The majority of the judges held “that as the boy was found to be unconcerned in the affray, his having been killed by one of the company could not possibly affect the rest; for the homicide did not happen in prosecution of the illegal act (see 8 Mod. 165); and therefore the persons, though constructively present, could not be said to be aiding and abetting the death of one who was totally unconcerned in the design for which the parties had assembled.”

On the other hand, the two Chief Justices (Holt and Pollexeen ) held the opinion “that it was murder in all the company, because they were all engaged in an un *619 lawful act, by proceeding in the affray after the constable had interposed, and commanded them to keep the peace, especially as the manner in which they originally assembled, viz, with offensive weapons and in a riotous manner, was contrary to law, though the purpose for which they assembled, viz, to carry away the goods was justifiable (1); and cited Stamf. 17, 40; Fitz. Cor. 350; Crop. 244(2), where divers go to commit a disseisin, and one of them kill a man, the rest are principal felons.”

The opinion of Chief Justices Holt and Pollexeen holding criminally responsible for the boy’s death all those “engaged in an unlawful act” is logical and correct. The opinion of the majority which held that because the boy was “unconcerned in the affray . . . the homicide did not happen in prosecution of the illegal act” is wholly untenable.

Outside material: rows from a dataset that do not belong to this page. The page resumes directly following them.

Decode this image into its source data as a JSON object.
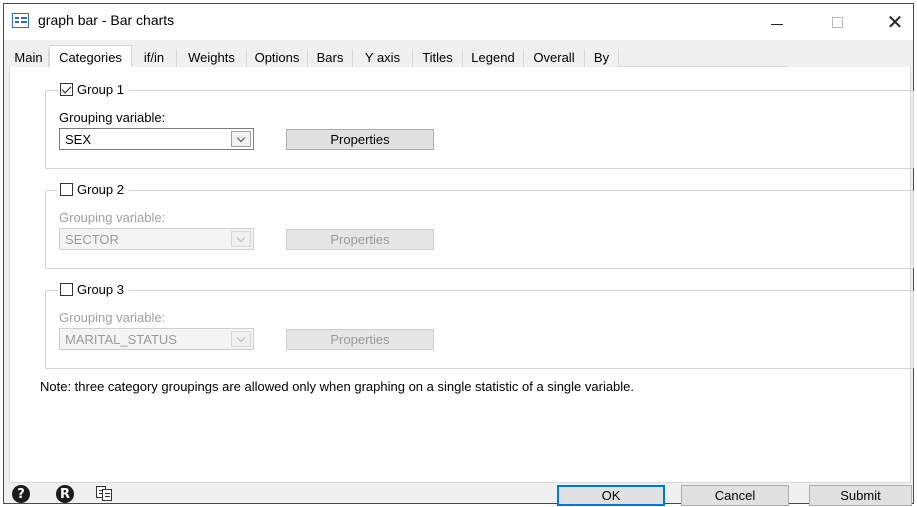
{
  "window": {
    "title": "graph bar - Bar charts",
    "minimize_glyph": "—",
    "close_glyph": "✕"
  },
  "tabs": [
    {
      "label": "Main",
      "active": false
    },
    {
      "label": "Categories",
      "active": true
    },
    {
      "label": "if/in",
      "active": false
    },
    {
      "label": "Weights",
      "active": false
    },
    {
      "label": "Options",
      "active": false
    },
    {
      "label": "Bars",
      "active": false
    },
    {
      "label": "Y axis",
      "active": false
    },
    {
      "label": "Titles",
      "active": false
    },
    {
      "label": "Legend",
      "active": false
    },
    {
      "label": "Overall",
      "active": false
    },
    {
      "label": "By",
      "active": false
    }
  ],
  "groups": [
    {
      "label": "Group 1",
      "checked": true,
      "enabled": true,
      "var_label": "Grouping variable:",
      "variable": "SEX",
      "properties_label": "Properties"
    },
    {
      "label": "Group 2",
      "checked": false,
      "enabled": false,
      "var_label": "Grouping variable:",
      "variable": "SECTOR",
      "properties_label": "Properties"
    },
    {
      "label": "Group 3",
      "checked": false,
      "enabled": false,
      "var_label": "Grouping variable:",
      "variable": "MARITAL_STATUS",
      "properties_label": "Properties"
    }
  ],
  "note": "Note: three category groupings are allowed only when graphing on a single statistic of a single variable.",
  "footer": {
    "help_glyph": "?",
    "reset_glyph": "R",
    "ok_label": "OK",
    "cancel_label": "Cancel",
    "submit_label": "Submit"
  },
  "colors": {
    "accent": "#0078d7",
    "disabled_text": "#a0a0a0"
  }
}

In Rex v. Valade, Crt. of King’s Bench, Quebec, Appeal Side, 26 Canadian Criminal Cases 233, it was held that a man engaged in a criminal act is liable for its indirect as well as its direct consequences. The court there held that when a man took a young girl under the age of consent to a secluded.apartment for an improper purpose following which she jumped from the window to the street in order to get away from him and she was killed by the fall, he was guilty of manslaughter.